If you’ve already started packing up your baubles and taking down the tealights, stop right there. Belle Tindall explains that Christmas lasts a full twelve days and it isn’t over yet.
If, like me, Christmas always seems to come to a halt before you’re quite ready, consider this an excuse to shamelessly prolong the festivities. I know - you’re welcome.
The world’s Christmas rhythm tends to go a little something like this: the season starts nice and early, it’s slow and subtle at first, but before we know it our days are filled with mince pies and Mariah Carey. This is all in anticipation for THE day, of course. Once that’s over we have ourselves the Crimbo Limbo - you know that week where you barely get dressed and you steadily make your way through eight tubs of celebrations and all the cheese you can get your hands on. This hazy week culminates in New Years, and then… it’s done. We move into the new year, leaving Christmas in the last one.
And that can feel a little abrupt, right? It can leave us with a case of festive whiplash.
Well, for Christians, that’s not the end of the party. Here’s how the church works its way through the season: it kicks of with advent, the four weeks before Christmas Day where we fix our eyes on everything that the first Christmas brought with it. Then we have Christmas day… and then, we have the twelve days of Christmas. That’s right, those twelve days start on Christmas day and take us all the way to the 6th January.
I know what you’re thinking, I always thought it was just an annoyingly long song too (you’re humming it in your head right now, aren’t you?!). But actually, the Twelve Days of Christmas is so much deeper than that.
Those twelve days are in honour of the mysterious Magi (most commonly refered to as the three wise men). We know basically nothing about these people, other than the fact that the universe was quite literally shaken by Jesus’ arrival and the Magi noticed. God used the stars they knew so well to get their full attention and announce that Jesus had just changed everything.
The Epiphany reminds us that Jesus’ birth had impact. It did then, and it still does now. It still has consequences, it’s still changing things, it is still news too joyous to be contained in one day.
As a result, these mysterious people gave up so much just to see Jesus’ face, their journey to find him shows us what it looks like to take God at his word. Tradition tells us that this journey to Jesus took the Magi twelve days, in reality, we don’t really know how long this journey took them, it could have been up to two years, but maybe two years of Wham and the Pogues would be pushing it! The exact timings aren’t really what matter here. What matters is that the Twelve Days of Christmas (culminating on January 6th AKA The Epiphany AKA the day the Magi arrived) reminds us that Jesus’ birth had impact. It did then, and it still does now.
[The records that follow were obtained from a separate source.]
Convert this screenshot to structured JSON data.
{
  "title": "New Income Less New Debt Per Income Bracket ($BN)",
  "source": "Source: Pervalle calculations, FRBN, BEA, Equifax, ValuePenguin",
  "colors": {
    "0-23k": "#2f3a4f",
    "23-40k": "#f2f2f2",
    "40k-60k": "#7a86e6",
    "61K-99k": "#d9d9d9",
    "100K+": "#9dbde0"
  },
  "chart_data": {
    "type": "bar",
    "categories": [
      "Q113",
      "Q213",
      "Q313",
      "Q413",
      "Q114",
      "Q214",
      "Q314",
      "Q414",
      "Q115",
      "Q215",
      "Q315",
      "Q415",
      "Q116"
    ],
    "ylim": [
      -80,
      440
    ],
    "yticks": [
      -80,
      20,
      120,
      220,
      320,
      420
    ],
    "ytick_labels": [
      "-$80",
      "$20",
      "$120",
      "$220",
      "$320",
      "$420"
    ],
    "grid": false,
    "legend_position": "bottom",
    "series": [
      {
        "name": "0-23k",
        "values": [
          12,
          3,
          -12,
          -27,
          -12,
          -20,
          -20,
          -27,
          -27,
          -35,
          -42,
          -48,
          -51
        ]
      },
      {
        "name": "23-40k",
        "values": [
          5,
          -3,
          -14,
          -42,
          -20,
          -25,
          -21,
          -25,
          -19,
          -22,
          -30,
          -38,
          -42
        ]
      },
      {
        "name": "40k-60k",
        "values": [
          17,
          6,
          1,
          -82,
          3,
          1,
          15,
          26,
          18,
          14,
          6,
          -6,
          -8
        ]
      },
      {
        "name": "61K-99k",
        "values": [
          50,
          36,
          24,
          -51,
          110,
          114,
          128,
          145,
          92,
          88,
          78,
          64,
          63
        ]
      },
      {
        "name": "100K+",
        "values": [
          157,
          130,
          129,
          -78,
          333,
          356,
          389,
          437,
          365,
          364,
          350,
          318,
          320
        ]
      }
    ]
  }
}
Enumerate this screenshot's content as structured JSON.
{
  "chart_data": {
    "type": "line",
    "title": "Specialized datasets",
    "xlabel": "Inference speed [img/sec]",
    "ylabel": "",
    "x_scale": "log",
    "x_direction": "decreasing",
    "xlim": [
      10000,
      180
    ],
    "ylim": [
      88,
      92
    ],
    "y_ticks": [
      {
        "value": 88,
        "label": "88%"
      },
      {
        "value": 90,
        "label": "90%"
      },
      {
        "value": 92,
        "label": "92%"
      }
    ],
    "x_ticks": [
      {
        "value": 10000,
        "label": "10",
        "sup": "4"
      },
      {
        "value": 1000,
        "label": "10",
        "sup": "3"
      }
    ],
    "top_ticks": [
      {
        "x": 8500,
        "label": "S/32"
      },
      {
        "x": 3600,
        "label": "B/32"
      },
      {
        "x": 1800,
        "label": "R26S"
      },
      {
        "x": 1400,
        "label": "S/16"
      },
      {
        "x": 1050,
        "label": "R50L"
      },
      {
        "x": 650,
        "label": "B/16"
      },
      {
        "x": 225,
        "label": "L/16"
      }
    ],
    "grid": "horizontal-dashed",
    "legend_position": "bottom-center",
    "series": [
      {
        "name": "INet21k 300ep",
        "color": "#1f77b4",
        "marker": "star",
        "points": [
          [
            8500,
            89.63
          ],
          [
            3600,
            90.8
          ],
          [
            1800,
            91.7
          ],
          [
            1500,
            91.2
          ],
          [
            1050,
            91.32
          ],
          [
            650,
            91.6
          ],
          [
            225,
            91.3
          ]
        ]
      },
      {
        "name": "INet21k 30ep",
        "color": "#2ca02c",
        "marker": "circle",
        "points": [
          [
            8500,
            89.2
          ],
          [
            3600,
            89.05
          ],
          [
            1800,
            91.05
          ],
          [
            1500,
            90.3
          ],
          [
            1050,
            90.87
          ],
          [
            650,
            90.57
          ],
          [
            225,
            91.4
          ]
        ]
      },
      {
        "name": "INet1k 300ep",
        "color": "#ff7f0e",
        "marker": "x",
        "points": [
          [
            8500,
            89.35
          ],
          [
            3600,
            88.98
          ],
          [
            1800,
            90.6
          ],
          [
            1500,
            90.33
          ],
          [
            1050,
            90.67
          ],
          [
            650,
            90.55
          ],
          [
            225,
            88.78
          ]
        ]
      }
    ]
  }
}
It still has consequences, it’s still changing things, it is still news too joyous to be contained in one day.
So maybe it’s not only acceptable to prolong the joy until 6th January, maybe it’s a helpful and even holy rhythm. Maybe it’s the perfect time to remind ourselves that the goodness of Jesus moving into the neighbourhood will spill over into the year ahead of us. 2022, whatever it may look like for you, will be yet another year of Jesus being the right-here-with-us God, perhaps setting aside an extra few days to fully process and celebrate that is no bad thing. Christmas is, after all, a 365-day reality.
So, to sum up: you have full and complete permission to keep on celebrating until 5th of January. And don’t let anyone tell you otherwise. Don’t thank me, thank those mysterious Magi guys.